The show’s popular success has been huge, with audience numbers in Britain close to 12 million for several seasons, dropping only slightly for Seasons 5 and 6; that’s almost 20 percent of the population. But “Downton Abbey” came in for frequent critical drubbings from British reviewers, who noted with disappointment a shift into soap opera melodrama. Reviewing the opening of the final season, which begins with a fox hunt, in The Telegraph, Ceri Radford wrote: “I felt nostalgia of a different kind at play, too, in the longing for another distant era: namely 2010, when the first and best series of ‘Downton’ aired. No installment has quite measured up since.” And yet, she noted, “these characters still manage to catch and compel, even if you know that rationally, the whole dramatic edifice is less stone abbey, more house of cards.” (The series finished with a two-hour special on Christmas Day in Britain.)

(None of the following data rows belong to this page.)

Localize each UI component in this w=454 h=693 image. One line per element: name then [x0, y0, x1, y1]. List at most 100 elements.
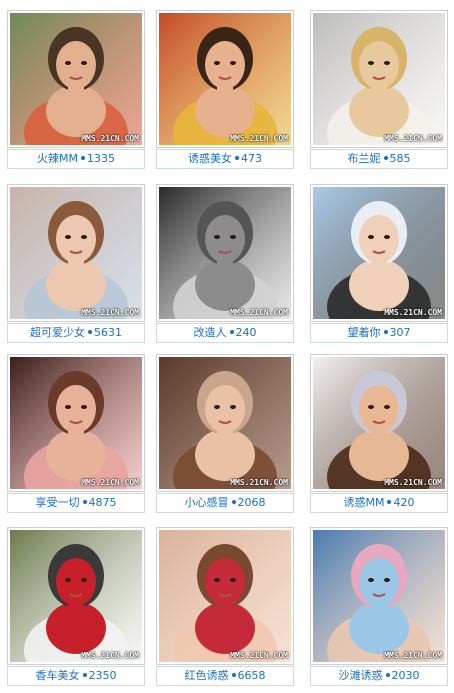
- photo-image: [159, 13, 291, 145]
- photo-image: [10, 187, 142, 319]
- photo-image: [313, 13, 445, 145]
- caption-title: 超可爱少女: [30, 326, 85, 339]
- caption-title: 诱惑美女: [188, 152, 232, 165]
- thumbnail: MMS.21CN.COM: [159, 357, 291, 489]
- bullet-dot-icon: [229, 330, 234, 334]
- thumbnail-link[interactable]: MMS.21CN.COM: [7, 184, 145, 322]
- watermark-text: MMS.21CN.COM: [81, 308, 139, 317]
- caption-title: 红色诱惑: [184, 669, 229, 682]
- thumbnail: MMS.21CN.COM: [159, 187, 291, 319]
- view-count: 1335: [86, 152, 115, 165]
- gallery-item[interactable]: MMS.21CN.COM 沙滩诱惑 2030: [310, 527, 448, 687]
- caption-link[interactable]: 小心感冒 2068: [156, 493, 294, 513]
- view-count: 240: [235, 326, 257, 339]
- gallery-item[interactable]: MMS.21CN.COM 红色诱惑 6658: [156, 527, 294, 687]
- thumbnail: MMS.21CN.COM: [159, 13, 291, 145]
- gallery-item[interactable]: MMS.21CN.COM 诱惑美女 473: [156, 10, 294, 170]
- caption-link[interactable]: 诱惑美女 473: [156, 149, 294, 169]
- caption-link[interactable]: 超可爱少女 5631: [7, 323, 145, 343]
- thumbnail: MMS.21CN.COM: [10, 187, 142, 319]
- view-count: 6658: [237, 669, 266, 682]
- gallery-item[interactable]: MMS.21CN.COM 超可爱少女 5631: [7, 184, 145, 344]
- thumbnail-link[interactable]: MMS.21CN.COM: [7, 527, 145, 665]
- watermark-text: MMS.21CN.COM: [81, 651, 139, 660]
- caption-link[interactable]: 沙滩诱惑 2030: [310, 666, 448, 686]
- thumbnail: MMS.21CN.COM: [10, 13, 142, 145]
- caption-link[interactable]: 享受一切 4875: [7, 493, 145, 513]
- photo-image: [159, 357, 291, 489]
- bullet-dot-icon: [383, 156, 388, 160]
- bullet-dot-icon: [80, 156, 85, 160]
- thumbnail-link[interactable]: MMS.21CN.COM: [310, 527, 448, 665]
- caption-link[interactable]: 望着你 307: [310, 323, 448, 343]
- gallery-item[interactable]: MMS.21CN.COM 改造人 240: [156, 184, 294, 344]
- photo-image: [313, 530, 445, 662]
- gallery-item[interactable]: MMS.21CN.COM 火辣MM 1335: [7, 10, 145, 170]
- photo-image: [10, 13, 142, 145]
- view-count: 307: [389, 326, 411, 339]
- caption-title: 火辣MM: [37, 152, 78, 165]
- thumbnail: MMS.21CN.COM: [313, 530, 445, 662]
- thumbnail-link[interactable]: MMS.21CN.COM: [156, 527, 294, 665]
- gallery-item[interactable]: MMS.21CN.COM 望着你 307: [310, 184, 448, 344]
- watermark-text: MMS.21CN.COM: [81, 478, 139, 487]
- photo-image: [313, 357, 445, 489]
- thumbnail: MMS.21CN.COM: [313, 357, 445, 489]
- caption-title: 改造人: [193, 326, 227, 339]
- watermark-text: MMS.21CN.COM: [230, 651, 288, 660]
- watermark-text: MMS.21CN.COM: [384, 651, 442, 660]
- caption-title: 望着你: [347, 326, 381, 339]
- caption-link[interactable]: 香车美女 2350: [7, 666, 145, 686]
- caption-title: 小心感冒: [184, 496, 229, 509]
- watermark-text: MMS.21CN.COM: [384, 308, 442, 317]
- thumbnail-link[interactable]: MMS.21CN.COM: [7, 354, 145, 492]
- caption-link[interactable]: 红色诱惑 6658: [156, 666, 294, 686]
- caption-title: 沙滩诱惑: [338, 669, 383, 682]
- caption-title: 香车美女: [35, 669, 80, 682]
- photo-image: [313, 187, 445, 319]
- view-count: 420: [393, 496, 415, 509]
- thumbnail-link[interactable]: MMS.21CN.COM: [310, 10, 448, 148]
- bullet-dot-icon: [231, 500, 236, 504]
- watermark-text: MMS.21CN.COM: [81, 134, 139, 143]
- caption-title: 诱惑MM: [343, 496, 385, 509]
- bullet-dot-icon: [88, 330, 92, 334]
- watermark-text: MMS.21CN.COM: [384, 478, 442, 487]
- thumbnail-link[interactable]: MMS.21CN.COM: [156, 10, 294, 148]
- view-count: 2068: [237, 496, 266, 509]
- photo-image: [159, 530, 291, 662]
- caption-title: 享受一切: [35, 496, 80, 509]
- view-count: 4875: [88, 496, 117, 509]
- thumbnail: MMS.21CN.COM: [10, 530, 142, 662]
- caption-link[interactable]: 火辣MM 1335: [7, 149, 145, 169]
- thumbnail-link[interactable]: MMS.21CN.COM: [7, 10, 145, 148]
- gallery-item[interactable]: MMS.21CN.COM 布兰妮 585: [310, 10, 448, 170]
- thumbnail: MMS.21CN.COM: [10, 357, 142, 489]
- watermark-text: MMS.21CN.COM: [230, 134, 288, 143]
- view-count: 2030: [391, 669, 420, 682]
- bullet-dot-icon: [82, 673, 87, 677]
- bullet-dot-icon: [235, 156, 239, 160]
- bullet-dot-icon: [385, 673, 390, 677]
- view-count: 2350: [88, 669, 117, 682]
- thumbnail-link[interactable]: MMS.21CN.COM: [310, 354, 448, 492]
- view-count: 5631: [94, 326, 122, 339]
- photo-gallery: MMS.21CN.COM 火辣MM 1335 MMS.21CN.COM 诱惑美女 473 M…: [0, 0, 454, 693]
- thumbnail-link[interactable]: MMS.21CN.COM: [156, 184, 294, 322]
- gallery-item[interactable]: MMS.21CN.COM 诱惑MM 420: [310, 354, 448, 514]
- gallery-item[interactable]: MMS.21CN.COM 小心感冒 2068: [156, 354, 294, 514]
- watermark-text: MMS.21CN.COM: [230, 478, 288, 487]
- thumbnail-link[interactable]: MMS.21CN.COM: [156, 354, 294, 492]
- thumbnail-link[interactable]: MMS.21CN.COM: [310, 184, 448, 322]
- photo-image: [10, 357, 142, 489]
- gallery-item[interactable]: MMS.21CN.COM 享受一切 4875: [7, 354, 145, 514]
- thumbnail: MMS.21CN.COM: [313, 187, 445, 319]
- caption-link[interactable]: 诱惑MM 420: [310, 493, 448, 513]
- bullet-dot-icon: [82, 500, 87, 504]
- caption-link[interactable]: 布兰妮 585: [310, 149, 448, 169]
- caption-link[interactable]: 改造人 240: [156, 323, 294, 343]
- gallery-item[interactable]: MMS.21CN.COM 香车美女 2350: [7, 527, 145, 687]
- bullet-dot-icon: [231, 673, 236, 677]
- watermark-text: MMS.21CN.COM: [230, 308, 288, 317]
- photo-image: [159, 187, 291, 319]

Mr. Neame said that Downton’s “soapiness” was a key ingredient in a successful formula. “Like lots of British producers, I’ve worked on a lot of things with aristocrats and servants,” he said. “But Julian can write this world in a way no one else can, and in ‘Downton’ he has reinvented the genre, and made it a costume drama with the pace and rapidity of storytelling of a modern series.”

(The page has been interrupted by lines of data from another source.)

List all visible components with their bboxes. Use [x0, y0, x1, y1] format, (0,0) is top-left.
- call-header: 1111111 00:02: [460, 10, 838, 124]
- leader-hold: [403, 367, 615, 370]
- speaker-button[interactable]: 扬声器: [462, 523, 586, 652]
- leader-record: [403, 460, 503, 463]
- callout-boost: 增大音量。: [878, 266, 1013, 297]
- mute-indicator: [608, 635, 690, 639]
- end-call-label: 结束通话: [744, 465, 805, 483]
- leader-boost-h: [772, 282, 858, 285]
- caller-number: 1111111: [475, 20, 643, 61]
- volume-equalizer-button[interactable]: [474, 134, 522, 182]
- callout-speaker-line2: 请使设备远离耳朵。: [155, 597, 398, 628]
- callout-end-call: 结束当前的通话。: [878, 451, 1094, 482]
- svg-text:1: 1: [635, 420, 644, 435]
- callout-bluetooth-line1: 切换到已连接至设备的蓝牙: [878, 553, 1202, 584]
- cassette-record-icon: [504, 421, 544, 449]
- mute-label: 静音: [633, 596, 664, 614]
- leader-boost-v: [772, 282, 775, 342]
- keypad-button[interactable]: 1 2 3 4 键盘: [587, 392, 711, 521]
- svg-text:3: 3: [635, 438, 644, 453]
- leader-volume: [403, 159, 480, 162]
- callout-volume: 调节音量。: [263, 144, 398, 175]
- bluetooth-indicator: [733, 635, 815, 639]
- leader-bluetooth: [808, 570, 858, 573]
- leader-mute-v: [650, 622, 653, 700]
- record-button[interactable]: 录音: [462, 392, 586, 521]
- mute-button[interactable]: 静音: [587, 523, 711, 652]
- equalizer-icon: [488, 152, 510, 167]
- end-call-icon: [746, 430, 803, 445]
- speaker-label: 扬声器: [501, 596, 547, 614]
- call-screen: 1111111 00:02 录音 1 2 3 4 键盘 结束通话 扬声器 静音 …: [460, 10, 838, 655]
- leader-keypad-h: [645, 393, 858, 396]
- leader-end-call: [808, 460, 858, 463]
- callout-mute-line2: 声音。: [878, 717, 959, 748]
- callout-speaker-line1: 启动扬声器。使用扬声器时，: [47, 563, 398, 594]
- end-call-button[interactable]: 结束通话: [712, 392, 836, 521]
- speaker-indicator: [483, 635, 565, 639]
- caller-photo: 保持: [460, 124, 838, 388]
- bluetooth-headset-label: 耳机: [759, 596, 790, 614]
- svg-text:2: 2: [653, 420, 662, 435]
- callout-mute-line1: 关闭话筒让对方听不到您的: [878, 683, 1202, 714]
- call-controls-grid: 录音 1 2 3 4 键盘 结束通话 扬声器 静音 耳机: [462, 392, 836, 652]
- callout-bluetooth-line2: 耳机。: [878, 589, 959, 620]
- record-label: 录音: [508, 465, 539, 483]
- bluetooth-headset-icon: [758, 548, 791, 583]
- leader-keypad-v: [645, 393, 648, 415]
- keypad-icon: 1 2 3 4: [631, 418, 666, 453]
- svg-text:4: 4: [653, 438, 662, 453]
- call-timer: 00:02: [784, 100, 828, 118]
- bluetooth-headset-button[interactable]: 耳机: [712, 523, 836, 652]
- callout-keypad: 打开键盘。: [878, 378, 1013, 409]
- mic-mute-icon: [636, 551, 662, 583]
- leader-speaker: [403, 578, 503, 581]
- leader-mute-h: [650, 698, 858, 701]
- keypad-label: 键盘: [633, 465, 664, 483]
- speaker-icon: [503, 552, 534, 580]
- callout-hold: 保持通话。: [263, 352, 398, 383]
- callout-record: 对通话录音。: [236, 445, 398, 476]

That reinvention has had a considerable influence on television, from “Mr. Selfridge” for ITV and Steve McQueen (whose 2013 film “12 Years a Slave” won the Oscar for best picture) with “Codes of Conduct” for HBO, to Mr. Fellowes’s new projects: “The Gilded Age,” set in 19th-century New York high society, for NBC, and the Victorian-era “Doctor Thorne,” based on a Trollope novel, for ITV.

Whether the actors, made internationally famous by “Downton,” will continue to have substantial careers is unsure. Dan Stevens, who played the unexpected heir to Downton and romantic interest to Ms. Dockery’s character, left the show after three seasons to pursue other roles but hasn’t been particularly visible since. Mr. Fellowes put it succinctly. “The young ones, they are stars now — but are they?”

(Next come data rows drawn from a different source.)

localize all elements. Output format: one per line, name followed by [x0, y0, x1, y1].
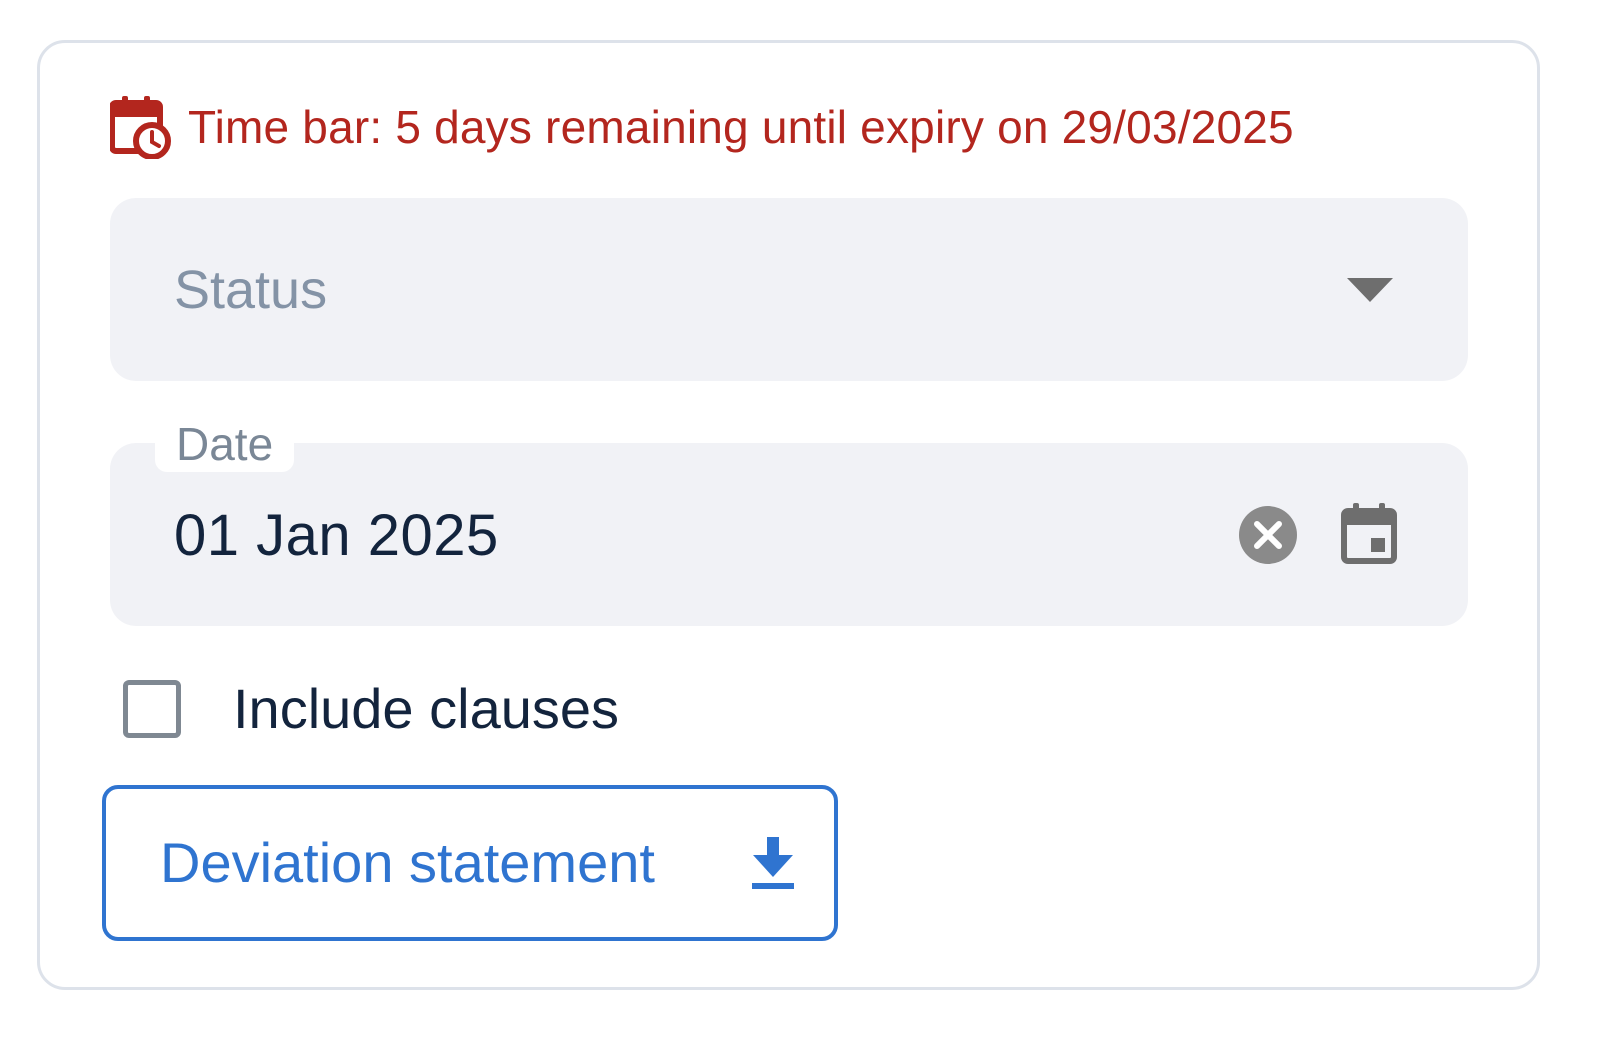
include-clauses-label[interactable]: Include clauses [233, 676, 619, 742]
calendar-icon[interactable] [1340, 501, 1398, 565]
status-placeholder: Status [174, 260, 328, 320]
include-clauses-row[interactable]: Include clauses [123, 676, 619, 742]
include-clauses-checkbox[interactable] [123, 680, 181, 738]
deviation-statement-label: Deviation statement [160, 831, 655, 894]
deviation-statement-button[interactable]: Deviation statement [102, 785, 838, 941]
chevron-down-icon[interactable] [1347, 278, 1393, 304]
status-select[interactable]: Status [110, 198, 1468, 381]
date-label: Date [155, 416, 295, 472]
clear-icon[interactable] [1238, 505, 1298, 565]
calendar-clock-icon [109, 95, 172, 160]
time-bar-warning: Time bar: 5 days remaining until expiry … [109, 92, 1294, 162]
date-field[interactable]: 01 Jan 2025 [110, 443, 1468, 626]
time-bar-text: Time bar: 5 days remaining until expiry … [188, 101, 1294, 153]
date-value[interactable]: 01 Jan 2025 [174, 503, 499, 569]
download-icon [750, 837, 796, 891]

Although the series has abounded in historical references — from the trenches of the First World War to the arrival of refrigerators and the Teapot Dome Scandal in the United States — Season 6 contains few concrete reminders of events in the outside world. (Although Neville Chamberlain, then the minister of health, does come to visit.) Instead, the series seems to show the characters taking in the social realities that have been consistently alluded to in previous episodes.

Well, sort of. Constant talk of social change doesn’t seem to have impaired the gorgeous clothes, the impeccable manners, the elaborate dinners, the ritualized service and the sense of community that have made the series irresistible to audiences across cultures.

“I think Americans in particular love the show because of the way character is defined in relation to social position and the way a stratified culture offers you possibilities or constrains you,” said the American-born Michael Engler, who directed Episodes 5 and 6 as well as the Christmas special in the final season. “What’s interesting for us is that the dignity of anybody below stairs is as integrally related to the well-being of the house and family as above stairs. In the end, they are a kind of family; they are all equally invested.”

He gestured at the magnificent proportions of Highclere’s drawing room, familiar to viewers. “And then you have all this; you couldn’t build these sets,” he said. “Nobody does this kind of period drama better than the British. You always have the feeling it rings true; this is how it would have happened.”

Bearing out his words, the show’s historical adviser, Alastair Bruce, checked the dinner table for accuracy before the actors began to rehearse their scene.

“Even if no one would know if the wrong fork was there, it’s the subconscious elements that help make ‘Downton Abbey’ succeed,” he said. “The series charts the diminution of aristocratic life from its heyday to a period that we’re still living through really, and you’ve got to get every stage of that right.” He paused. “What I love about the ‘Downton Abbey’ story is that we all know it’s going to end — and they don’t.”

Ms. Carmichael, who plays Lady Edith, looked up. “Yes, we do,” she said. “We’re all going to cry.”